Vodafone Idea may receive fresh capital infusion from promoters led by Kumar Mangalam Birla
The move comes alongside talks with lenders for a large debt package to support network expansion
The board will also consider raising funds via equity or warrants on May 16
Vodafone Idea is set for a new round of promoter-backed funding, with Kumar Mangalam Birla expected to lead the exercise, according to sources cited by Moneycontrol.
The proposed capital support comes at a crucial stage for the telecom operator, which is also engaged in discussions with lenders for a substantial debt package aimed at strengthening its financial position, expanding its network, and meeting operational requirements.
The report said Birla’s return as non-executive chairman recently following the recent adjusted gross revenue (AGR) relief is aligned with ongoing lender negotiations and intended to provide additional comfort to banks.
Vodafone Idea recently appointed Kumar Mangalam Birla as its non-executive chairman, while Ravinder Takkar was redesignated as non-executive vice chairman. The company’s board formally approved the leadership change, marking Birla’s return to a more active oversight role at a time of heightened financial stress for the company.
Purpose of Fund Raise
Vodafone Idea has informed stock exchanges that its board will meet on May 16 to evaluate fundraising options, including issuance of equity shares and/or warrants through a preferential allotment.
According to sources cited by Moneycontrol, the proposed equity raise is expected to be relatively small in size and primarily aimed at signalling promoter commitment while improving sentiment among investors and lenders.
An industry analyst quoted by Moneycontrol said the move is largely seen as a confidence-building exercise rather than a large-scale capital restructuring, particularly after Birla’s return as non-executive chairman.

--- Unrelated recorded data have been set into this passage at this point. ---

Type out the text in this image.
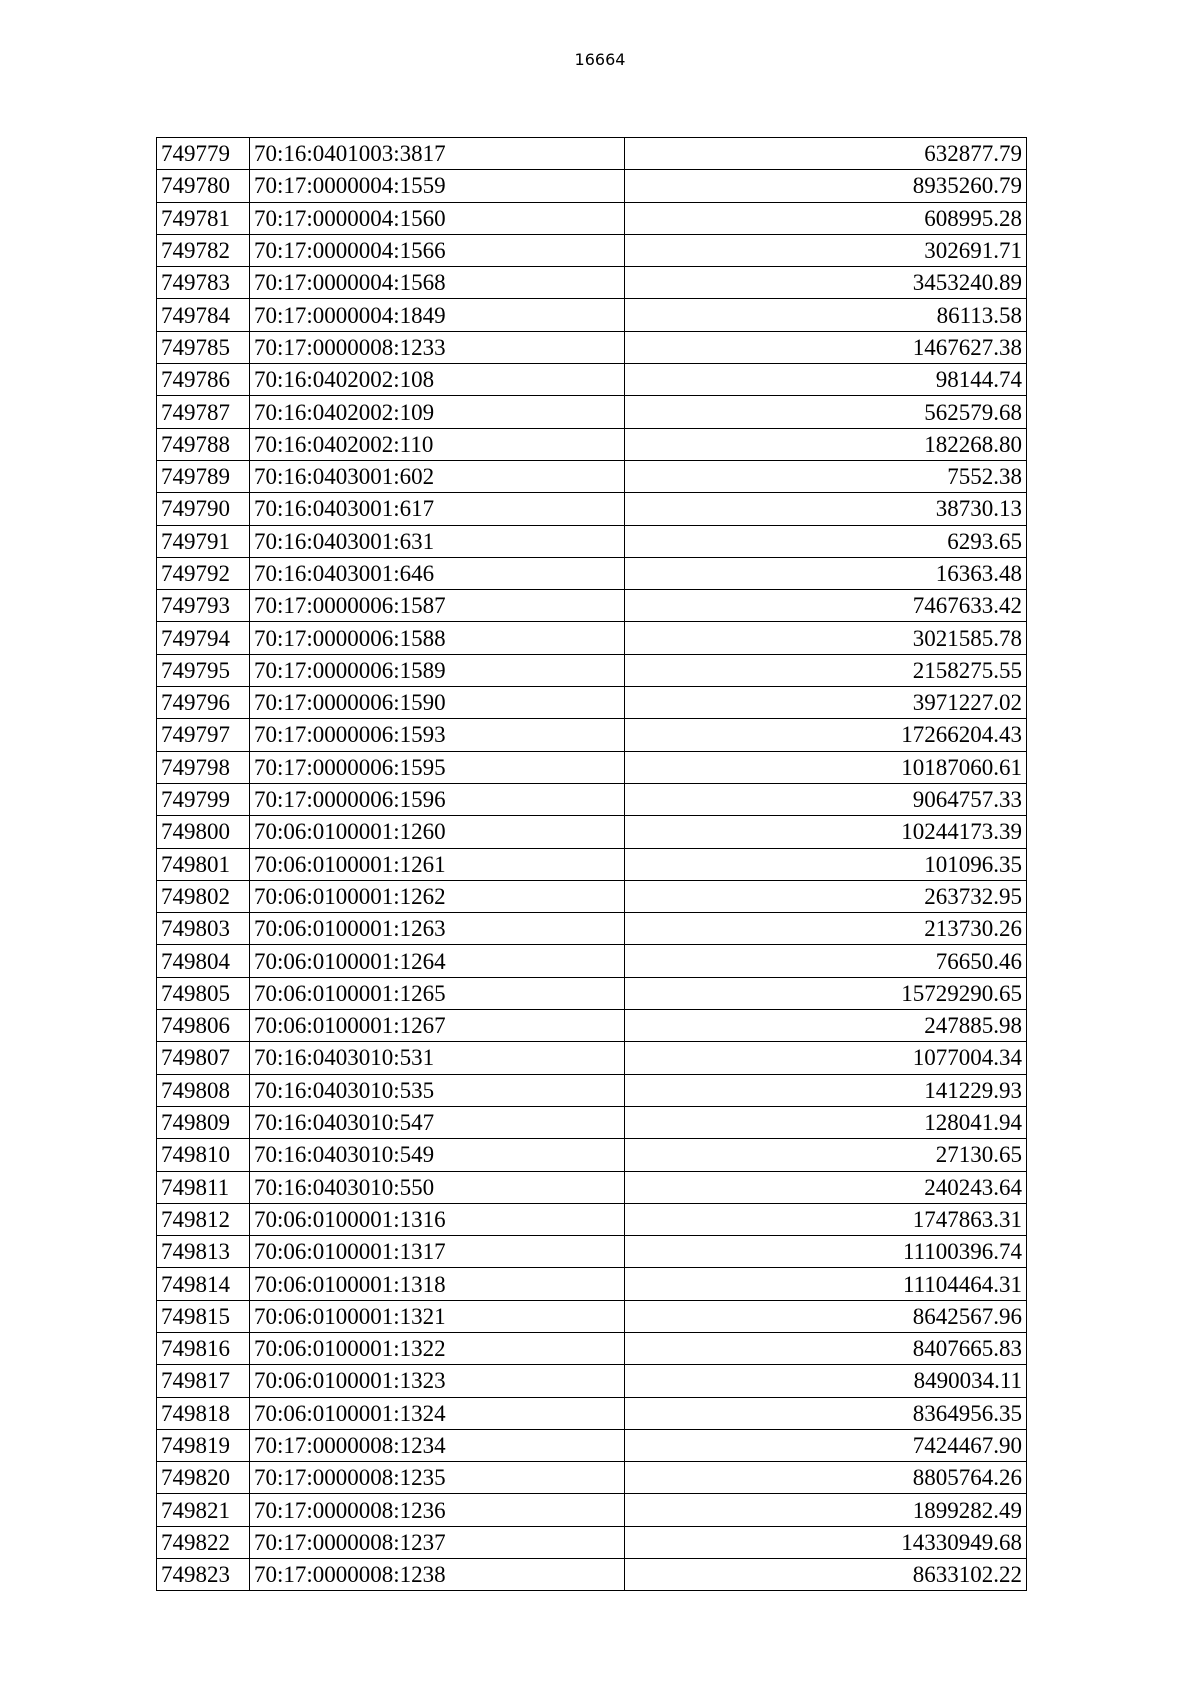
16664
749779	70:16:0401003:3817	632877.79
749780	70:17:0000004:1559	8935260.79
749781	70:17:0000004:1560	608995.28
749782	70:17:0000004:1566	302691.71
749783	70:17:0000004:1568	3453240.89
749784	70:17:0000004:1849	86113.58
749785	70:17:0000008:1233	1467627.38
749786	70:16:0402002:108	98144.74
749787	70:16:0402002:109	562579.68
749788	70:16:0402002:110	182268.80
749789	70:16:0403001:602	7552.38
749790	70:16:0403001:617	38730.13
749791	70:16:0403001:631	6293.65
749792	70:16:0403001:646	16363.48
749793	70:17:0000006:1587	7467633.42
749794	70:17:0000006:1588	3021585.78
749795	70:17:0000006:1589	2158275.55
749796	70:17:0000006:1590	3971227.02
749797	70:17:0000006:1593	17266204.43
749798	70:17:0000006:1595	10187060.61
749799	70:17:0000006:1596	9064757.33
749800	70:06:0100001:1260	10244173.39
749801	70:06:0100001:1261	101096.35
749802	70:06:0100001:1262	263732.95
749803	70:06:0100001:1263	213730.26
749804	70:06:0100001:1264	76650.46
749805	70:06:0100001:1265	15729290.65
749806	70:06:0100001:1267	247885.98
749807	70:16:0403010:531	1077004.34
749808	70:16:0403010:535	141229.93
749809	70:16:0403010:547	128041.94
749810	70:16:0403010:549	27130.65
749811	70:16:0403010:550	240243.64
749812	70:06:0100001:1316	1747863.31
749813	70:06:0100001:1317	11100396.74
749814	70:06:0100001:1318	11104464.31
749815	70:06:0100001:1321	8642567.96
749816	70:06:0100001:1322	8407665.83
749817	70:06:0100001:1323	8490034.11
749818	70:06:0100001:1324	8364956.35
749819	70:17:0000008:1234	7424467.90
749820	70:17:0000008:1235	8805764.26
749821	70:17:0000008:1236	1899282.49
749822	70:17:0000008:1237	14330949.68
749823	70:17:0000008:1238	8633102.22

However, the broader funding challenge remains significant. Vodafone Idea continues to require large capital to support 4G and 5G rollout, spectrum obligations, debt servicing, and operational expenses, while internal cash generation remains limited.
Likely Debt Raise Via Banks
Vodafone Idea is currently in talks with a consortium led by State Bank of India (SBI) to raise nearly ₹25,000 crore in debt, along with about ₹10,000 crore in letter of credit (LC) facilities for procurement of telecom equipment required for 4G and 5G expansion.
The discussions gained momentum after the Department of Telecommunications (DoT) recently provided relief on adjusted gross revenue (AGR) dues, reducing near-term cash flow pressure for the company.
According to reports, lenders are also assessing Vodafone Idea’s repayment structure, long-term earnings potential, and cash flow visibility before extending fresh credit facilities. Despite improving sentiment following the AGR relief, banks continue to remain cautious due to the company’s large spectrum liabilities and overall debt burden, which continue to weigh on its financial outlook.
AGR Dues Relief
The latest lender discussions follow relief measures from the DoT, which reduced Vodafone Idea’s AGR dues by 27% to ₹64,046 crore as of December 31.
Earlier, after a Supreme Court directive in January, the DoT formed a committee to reassess AGR liabilities and temporarily froze the dues at ₹87,695 crore before the revised calculation.
Despite this reduction, Vodafone Idea still carries substantial long-term liabilities, including spectrum dues estimated at around ₹1.25 lakh crore, which remain a key concern for lenders and investors.
Capital Infusion so far
Vodafone Idea has repeatedly relied on promoter support since its 2018 merger, with both the Aditya Birla Group and Vodafone Group injecting funds at multiple stages to support operations, spectrum payments, and debt obligations.
In March 2022, promoters infused around ₹4,500 crore through preferential equity issuance, followed by an additional ₹2,075 crore contributed by the Aditya Birla Group in 2024.